Tales From a Banjo-Playing Man

ON days off, Tom borrows his parents' Chevette and drives to Seattle to play his five-string bluegrass banjo at the public market. That's where we're headed now. He's talking about either the opera or the opry, I'm not sure which. Whichever it is, it reminds him of a Grateful Dead concert he hitchhiked halfway up the East Coast to see. There was some misunderstanding and he ended up near the shore of Lake Erie instead of Philly (misunderstanding is Tom's word, not mine), with a couple dollars and no place to sleep. Nothing like this has ever happened to me, but it reminds me of the scenario I used to justify getting a credit card to my parents, who at that time still had to co-sign. Tom has no credit cards. ``Let's be realistic,' ' he says. ``It wasn't the greatest thing, but next morning the sun came up, just like it always does.''

We reach the market before anything's really going on there.

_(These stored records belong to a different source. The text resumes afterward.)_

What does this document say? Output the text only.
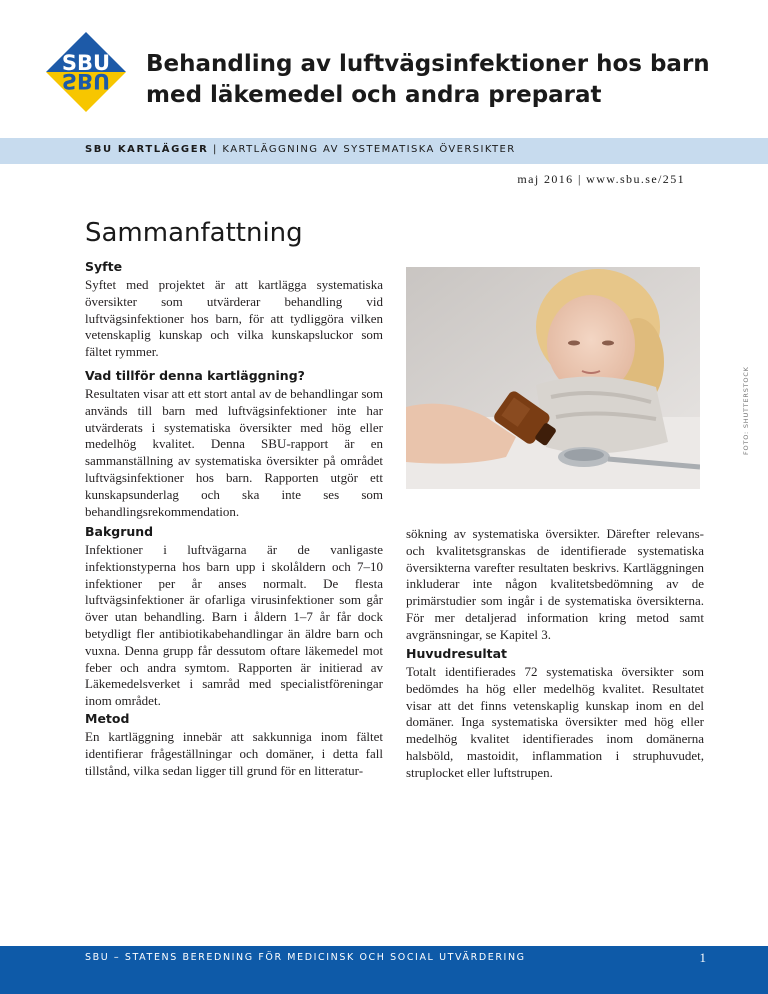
SBU
SBU
Behandling av luftvägsinfektioner hos barn
med läkemedel och andra preparat
SBU KARTLÄGGER | KARTLÄGGNING AV SYSTEMATISKA ÖVERSIKTER
maj 2016 | www.sbu.se/251
Sammanfattning
Syfte

Syftet med projektet är att kartlägga systematiska översikter som utvärderar behandling vid luftvägsinfektioner hos barn, för att tydliggöra vilken vetenskaplig kunskap och vilka kunskapsluckor som fältet rymmer.

Vad tillför denna kartläggning?

Resultaten visar att ett stort antal av de behandlingar som används till barn med luftvägsinfektioner inte har utvärderats i systematiska översikter med hög eller medelhög kvalitet. Denna SBU-rapport är en sammanställning av systematiska översikter på området luftvägsinfektioner hos barn. Rapporten utgör ett kunskapsunderlag och ska inte ses som behandlingsrekommendation.

Bakgrund

Infektioner i luftvägarna är de vanligaste infektionstyperna hos barn upp i skolåldern och 7–10 infektioner per år anses normalt. De flesta luftvägsinfektioner är ofarliga virusinfektioner som går över utan behandling. Barn i åldern 1–7 år får dock betydligt fler antibiotikabehandlingar än äldre barn och vuxna. Denna grupp får dessutom oftare läkemedel mot feber och andra symtom. Rapporten är initierad av Läkemedelsverket i samråd med specialistföreningar inom området.

Metod

En kartläggning innebär att sakkunniga inom fältet identifierar frågeställningar och domäner, i detta fall tillstånd, vilka sedan ligger till grund för en litteratur-

FOTO: SHUTTERSTOCK

sökning av systematiska översikter. Därefter relevans- och kvalitetsgranskas de identifierade systematiska översikterna varefter resultaten beskrivs. Kartläggningen inkluderar inte någon kvalitetsbedömning av de primärstudier som ingår i de systematiska översikterna. För mer detaljerad information kring metod samt avgränsningar, se Kapitel 3.

Huvudresultat

Totalt identifierades 72 systematiska översikter som bedömdes ha hög eller medelhög kvalitet. Resultatet visar att det finns vetenskaplig kunskap inom en del domäner. Inga systematiska översikter med hög eller medelhög kvalitet identifierades inom domänerna halsböld, mastoidit, inflammation i struphuvudet, struplocket eller luftstrupen.

SBU – STATENS BEREDNING FÖR MEDICINSK OCH SOCIAL UTVÄRDERING	1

I guess it's about nine, but my watch has stopped, so I ask Tom, forgetting that he doesn't wear one (``I keep all the time I need to with my foot''). He's already in the middle of another story anyway, this time about junior year abroad in Leningrad. ``I'd been there a long time. I'd stopped changing my clothes every day. But somehow they still knew I was a foreigner. They didn't know exactly where I was from, but they could tell by my shoes I wasn't from there. The Soviets have terrible shoes.'' He's wearing now, as he did then, black Keds hightops. ``They love Nike tennis shoes. They pronounce it so it rhymes with Mike. Nike. Unbelievably label conscious. Always wanted to know what's better, Land's End or L.L. Bean. How do you answer a question like that?''

Tom wants to get a cup of coffee before he plays, besides which, he doesn't know who has the first set this morning. There are lots of performers in the market, and rules about who can play where and when and for how long. Tom runs into someone he calls Donny, and Donny says he's up first, but maybe Tom would like to join him, he could use a banjo player. But Tom still wants a mocca grande at Starbuck's (he pronounces this ``mo-ka gran-day''), so Donny joins us instead.

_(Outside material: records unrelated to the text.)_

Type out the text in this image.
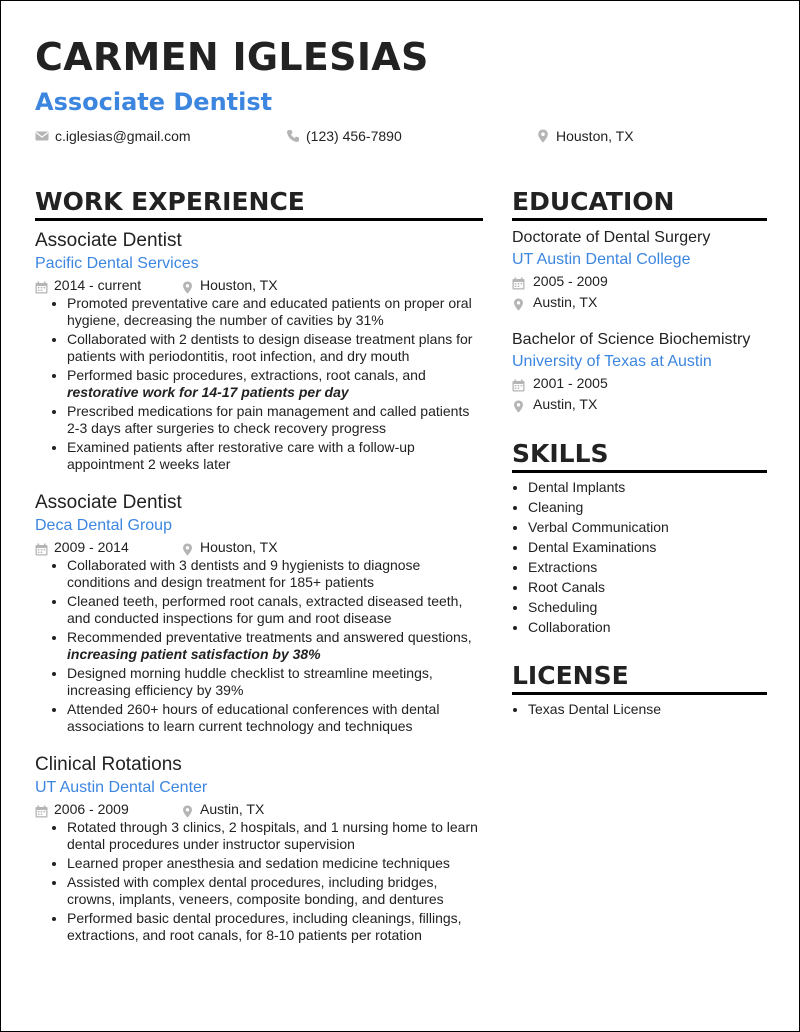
CARMEN IGLESIAS
Associate Dentist
c.iglesias@gmail.com	(123) 456-7890	Houston, TX
WORK EXPERIENCE

Associate Dentist

Pacific Dental Services

2014 - current	Houston, TX
• Promoted preventative care and educated patients on proper oral hygiene, decreasing the number of cavities by 31%
• Collaborated with 2 dentists to design disease treatment plans for patients with periodontitis, root infection, and dry mouth
• Performed basic procedures, extractions, root canals, and restorative work for 14-17 patients per day
• Prescribed medications for pain management and called patients 2-3 days after surgeries to check recovery progress
• Examined patients after restorative care with a follow-up appointment 2 weeks later

Associate Dentist

Deca Dental Group

2009 - 2014	Houston, TX
• Collaborated with 3 dentists and 9 hygienists to diagnose conditions and design treatment for 185+ patients
• Cleaned teeth, performed root canals, extracted diseased teeth, and conducted inspections for gum and root disease
• Recommended preventative treatments and answered questions, increasing patient satisfaction by 38%
• Designed morning huddle checklist to streamline meetings, increasing efficiency by 39%
• Attended 260+ hours of educational conferences with dental associations to learn current technology and techniques

Clinical Rotations

UT Austin Dental Center

2006 - 2009	Austin, TX
• Rotated through 3 clinics, 2 hospitals, and 1 nursing home to learn dental procedures under instructor supervision
• Learned proper anesthesia and sedation medicine techniques
• Assisted with complex dental procedures, including bridges, crowns, implants, veneers, composite bonding, and dentures
• Performed basic dental procedures, including cleanings, fillings, extractions, and root canals, for 8-10 patients per rotation
EDUCATION

Doctorate of Dental Surgery

UT Austin Dental College

2005 - 2009
Austin, TX

Bachelor of Science Biochemistry

University of Texas at Austin

2001 - 2005
Austin, TX
SKILLS
• Dental Implants
• Cleaning
• Verbal Communication
• Dental Examinations
• Extractions
• Root Canals
• Scheduling
• Collaboration
LICENSE
• Texas Dental License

We pass Ramblin' Rex, who's playing a steel guitar and singing about the woman he loved who ran away with another man. ``We got the Park Place Blues right here,'' he announces. Tom knows him and we stop for a listen. ``This is the guy I was telling you about,'' says Tom, nudging me to take a picture. Eventually, we each drop a dollar in his guitar case and continue along.

This sparks another round of anecdotes: Tom tells me about some of the things that have landed in his own case instead of money, like telephone numbers written on matchbooks, and once, inexplicably, a half of a Norwegian lox.

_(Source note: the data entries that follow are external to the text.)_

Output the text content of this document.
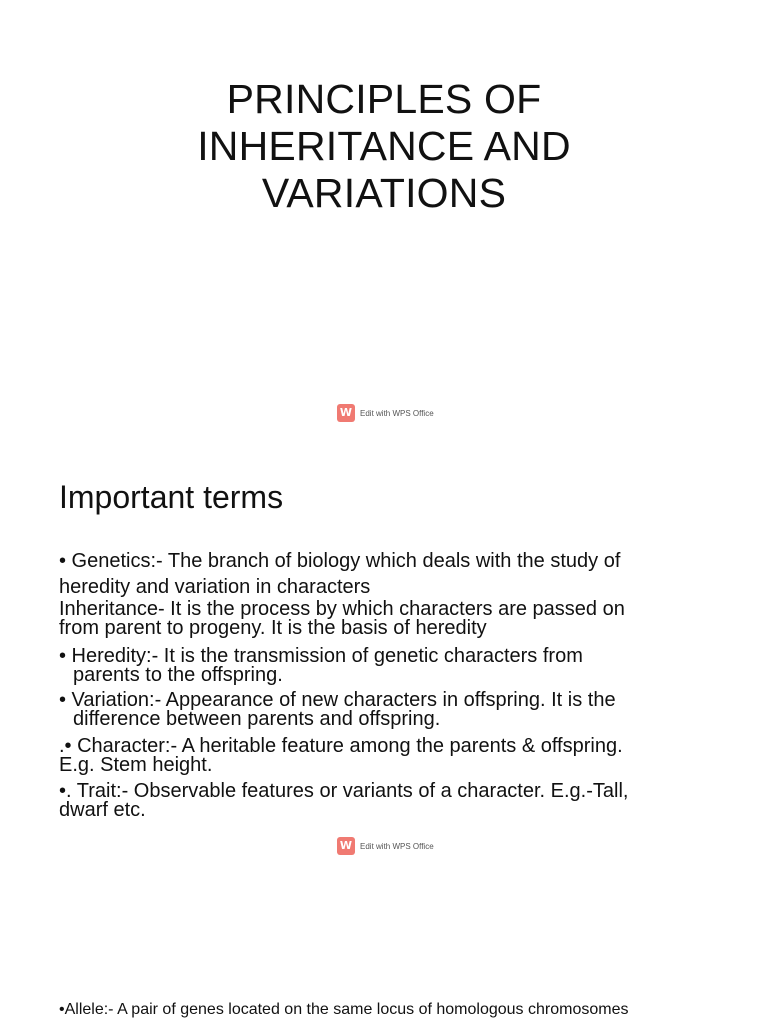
PRINCIPLES OF
INHERITANCE AND
VARIATIONS
W Edit with WPS Office
Important terms

• Genetics:- The branch of biology which deals with the study of
heredity and variation in characters

Inheritance- It is the process by which characters are passed on
from parent to progeny. It is the basis of heredity

• Heredity:- It is the transmission of genetic characters from
parents to the offspring.

• Variation:- Appearance of new characters in offspring. It is the
difference between parents and offspring.

.• Character:- A heritable feature among the parents & offspring.
E.g. Stem height.

•. Trait:- Observable features or variants of a character. E.g.-Tall,
dwarf etc.

W Edit with WPS Office

•Allele:- A pair of genes located on the same locus of homologous chromosomes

He then adds, ``One thing people always ask me when I'm playing is: `Where'd you learn how to pick a banjo like that?' I could tell them anything. If I say Washington, D.C., they nod their heads and say, `Ohhh,' like that means something. Then somebody says, `My uncle plays banjo.' It's important that I know that before my next song. Sometimes you get people from Texas and they'll dance. Texans love to dance.'' Tom mimics, in a drawl: ``I just came from Austin today and here's this guy takin' me back ho me already.''

A SITAR player is sitting cross-legged on a little woven rug next to a doorway, and we wait for a moment. An older gentleman walking by asks, ``What's he playing, there?'' Tom answers that it's a sitar. ``Ohhh, a guitar. Funny looking guitar.'' Somebody comes up to Tom. ``Can I borrow a dollar for the next hour, man?'' Tom gives it to him. Another street musician; they hang together.

Outside Starbuck's Coffee Shop, two violinists have set up their music stands. They attach clothespins to the music to keep the pages from blowing. ``We're going to do a Pleyel duet,'' says one of them, and then adds, quietly, to his companion, ``Repeat the C Major section.'' They begin to play. A GMC Sierra Grande (Sierra Gr-an-day?) pickup with a plexiglass top over its bed and a McHugh's Traveland sticker on the back starts up loudly on the street behind us. It's been wedged in by other parked cars, so it takes a lot of maneuvering and revving of the engine for it to get out of there. One of the violinists drops his bow. A harmonica player blasts by.

At Starbuck's, the conversation is noticeably slack. Donny eventually answers some question of mine by confiding: ``I've never heard of a street musician starving to death. I've heard of some losing a lot of weight, but never starving to death.''

After paying $2, mostly in pennies and nickels, for the coffee, Tom and Donny decide to play. The market is filling with people as they open their cases, take out their instruments, and tune up. They start with ``Nellie Kane,'' ``The Old, Old Home,'' ``Rank Stranger,'' and ``Pow Wow the Indian Boy.'' A man in a rugby shirt asks Tom if he knows ``The Beverly Hillbillies.'' I watch and listen for a while, and then I begin to wander on my own.